A cost-intelligent application-specific data layout scheme for parallel file systems

  • Authors:
  • Huaiming Song;Yanlong Yin;Yong Chen;Xian-He Sun

  • Affiliations:
  • Illinois Institute of Technology, Chicago, IL, USA;Illinois Institute of Technology, Chicago, IL, USA;Texas Tech University, Lubbock, TX, USA;Illinois Institute of Technology, Chicago, IL, USA

  • Venue:
  • Proceedings of the 20th international symposium on High performance distributed computing
  • Year:
  • 2011

Quantified Score

Hi-index 0.00

Visualization

Abstract

I/O data access is a recognized performance bottleneck of high-end computing. Several commercial and research parallel file systems have been developed in recent years to ease the performance bottleneck. These advanced file systems perform well on some applications but may not perform well on others. They have not reached their full potential in mitigating the I/O-wall problem. Data access is application dependent. Based on the application-specific optimization principle, in this study we propose a cost-intelligent data access strategy to improve the performance of parallel file systems.

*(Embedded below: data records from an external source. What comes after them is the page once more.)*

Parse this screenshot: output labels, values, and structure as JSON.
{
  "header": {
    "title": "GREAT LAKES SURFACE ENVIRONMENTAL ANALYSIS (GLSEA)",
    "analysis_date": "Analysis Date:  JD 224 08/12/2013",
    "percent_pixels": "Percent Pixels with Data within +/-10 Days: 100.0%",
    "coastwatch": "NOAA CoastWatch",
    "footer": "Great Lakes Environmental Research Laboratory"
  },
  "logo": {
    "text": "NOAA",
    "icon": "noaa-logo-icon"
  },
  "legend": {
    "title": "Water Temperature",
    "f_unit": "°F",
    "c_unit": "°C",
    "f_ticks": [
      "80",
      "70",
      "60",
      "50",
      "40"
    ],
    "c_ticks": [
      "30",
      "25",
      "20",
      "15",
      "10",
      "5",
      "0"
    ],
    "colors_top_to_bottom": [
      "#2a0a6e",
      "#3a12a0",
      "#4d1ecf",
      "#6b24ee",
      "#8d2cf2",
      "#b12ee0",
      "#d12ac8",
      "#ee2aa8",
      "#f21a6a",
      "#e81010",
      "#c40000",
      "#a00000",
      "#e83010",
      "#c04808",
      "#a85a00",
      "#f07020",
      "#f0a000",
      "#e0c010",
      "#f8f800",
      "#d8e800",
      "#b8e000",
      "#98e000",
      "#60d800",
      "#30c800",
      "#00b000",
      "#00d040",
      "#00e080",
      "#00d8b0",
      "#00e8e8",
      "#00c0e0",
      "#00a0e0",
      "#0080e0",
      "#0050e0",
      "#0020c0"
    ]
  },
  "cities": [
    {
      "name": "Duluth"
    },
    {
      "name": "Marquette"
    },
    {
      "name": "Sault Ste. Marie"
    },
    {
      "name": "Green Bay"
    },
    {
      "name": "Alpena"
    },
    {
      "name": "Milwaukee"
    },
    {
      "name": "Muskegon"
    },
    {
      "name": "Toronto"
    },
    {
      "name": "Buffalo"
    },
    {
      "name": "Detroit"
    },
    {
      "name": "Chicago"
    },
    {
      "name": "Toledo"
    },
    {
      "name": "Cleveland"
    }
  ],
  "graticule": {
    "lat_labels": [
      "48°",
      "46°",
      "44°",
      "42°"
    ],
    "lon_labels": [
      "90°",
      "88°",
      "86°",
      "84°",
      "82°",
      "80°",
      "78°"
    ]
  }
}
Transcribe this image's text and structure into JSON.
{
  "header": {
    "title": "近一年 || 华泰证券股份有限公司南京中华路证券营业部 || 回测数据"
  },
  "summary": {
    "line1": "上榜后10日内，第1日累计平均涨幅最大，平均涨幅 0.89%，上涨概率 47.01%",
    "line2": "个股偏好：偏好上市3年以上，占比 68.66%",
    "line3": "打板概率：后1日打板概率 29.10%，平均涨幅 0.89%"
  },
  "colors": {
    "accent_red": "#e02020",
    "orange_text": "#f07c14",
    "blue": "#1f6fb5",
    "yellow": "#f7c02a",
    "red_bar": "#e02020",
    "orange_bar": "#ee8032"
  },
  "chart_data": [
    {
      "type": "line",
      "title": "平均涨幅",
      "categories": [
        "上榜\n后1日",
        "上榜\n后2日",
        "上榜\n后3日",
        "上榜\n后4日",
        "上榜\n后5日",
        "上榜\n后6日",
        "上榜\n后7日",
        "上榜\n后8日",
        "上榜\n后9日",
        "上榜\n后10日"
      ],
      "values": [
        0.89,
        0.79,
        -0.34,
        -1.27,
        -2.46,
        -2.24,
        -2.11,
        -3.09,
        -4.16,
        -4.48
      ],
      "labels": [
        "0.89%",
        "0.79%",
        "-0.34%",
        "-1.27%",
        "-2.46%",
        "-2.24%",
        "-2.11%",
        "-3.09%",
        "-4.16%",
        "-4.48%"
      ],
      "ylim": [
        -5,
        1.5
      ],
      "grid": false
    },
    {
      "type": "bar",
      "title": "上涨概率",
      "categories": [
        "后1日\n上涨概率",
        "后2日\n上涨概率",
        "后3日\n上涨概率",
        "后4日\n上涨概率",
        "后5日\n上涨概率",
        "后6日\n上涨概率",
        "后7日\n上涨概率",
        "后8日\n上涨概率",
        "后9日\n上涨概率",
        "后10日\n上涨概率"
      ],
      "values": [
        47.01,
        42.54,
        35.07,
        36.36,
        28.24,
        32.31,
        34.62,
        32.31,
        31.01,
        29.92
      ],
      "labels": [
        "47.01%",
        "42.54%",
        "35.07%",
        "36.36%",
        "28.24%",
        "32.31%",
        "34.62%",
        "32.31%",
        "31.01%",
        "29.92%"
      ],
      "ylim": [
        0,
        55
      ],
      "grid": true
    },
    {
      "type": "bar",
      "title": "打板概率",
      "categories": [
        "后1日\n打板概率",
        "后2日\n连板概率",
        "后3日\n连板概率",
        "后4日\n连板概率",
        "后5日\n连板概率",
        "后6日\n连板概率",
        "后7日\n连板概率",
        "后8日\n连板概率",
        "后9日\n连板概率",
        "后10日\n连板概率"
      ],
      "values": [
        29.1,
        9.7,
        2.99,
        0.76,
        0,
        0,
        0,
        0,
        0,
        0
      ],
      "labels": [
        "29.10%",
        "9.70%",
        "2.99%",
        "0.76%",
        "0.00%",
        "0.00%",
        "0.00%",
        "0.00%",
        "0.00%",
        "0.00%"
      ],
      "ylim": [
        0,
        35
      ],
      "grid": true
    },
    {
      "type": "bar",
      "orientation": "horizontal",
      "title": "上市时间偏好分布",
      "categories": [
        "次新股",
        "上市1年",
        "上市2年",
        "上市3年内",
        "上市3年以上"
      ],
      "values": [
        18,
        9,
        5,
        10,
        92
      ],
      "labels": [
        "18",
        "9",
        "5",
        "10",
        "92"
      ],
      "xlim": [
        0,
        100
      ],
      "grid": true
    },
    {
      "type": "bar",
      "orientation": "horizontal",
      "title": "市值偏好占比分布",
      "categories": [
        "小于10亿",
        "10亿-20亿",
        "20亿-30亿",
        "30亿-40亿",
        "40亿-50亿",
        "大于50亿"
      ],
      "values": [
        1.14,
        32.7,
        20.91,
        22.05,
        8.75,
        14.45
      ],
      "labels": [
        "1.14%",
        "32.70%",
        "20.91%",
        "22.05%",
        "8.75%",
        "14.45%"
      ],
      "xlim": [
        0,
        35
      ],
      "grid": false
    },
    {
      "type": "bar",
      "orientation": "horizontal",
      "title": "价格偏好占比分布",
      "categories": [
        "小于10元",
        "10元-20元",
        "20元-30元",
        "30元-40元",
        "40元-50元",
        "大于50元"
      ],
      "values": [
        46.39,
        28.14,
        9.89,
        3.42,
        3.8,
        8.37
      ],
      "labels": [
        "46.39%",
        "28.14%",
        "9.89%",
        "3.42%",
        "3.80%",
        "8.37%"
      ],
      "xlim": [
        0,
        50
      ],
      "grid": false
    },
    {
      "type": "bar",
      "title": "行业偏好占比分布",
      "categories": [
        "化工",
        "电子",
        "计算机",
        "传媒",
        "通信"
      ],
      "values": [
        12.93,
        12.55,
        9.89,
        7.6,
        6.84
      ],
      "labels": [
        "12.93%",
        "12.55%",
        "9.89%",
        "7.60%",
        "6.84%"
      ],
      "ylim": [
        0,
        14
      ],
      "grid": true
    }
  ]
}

We first present a novel model to estimate data access cost of different data layout policies. Next, we extend the cost model to calculate the overall I/O cost of any given application and choose an appropriate layout policy for the application. A complex application may consist of different data access patterns. Averaging the data access patterns may not be the best solution for those complex applications that do not have a dominant pattern. We then further propose a hybrid data replication strategy for those applications, so that a file can have replications with different layout policies for the best performance. Theoretical analysis and experimental testing have been conducted to verify the newly proposed cost-intelligent layout approach. Analytical and experimental results show that the proposed cost model is effective and the application-specific data layout approach achieved up to 74% performance improvement for data-intensive applications.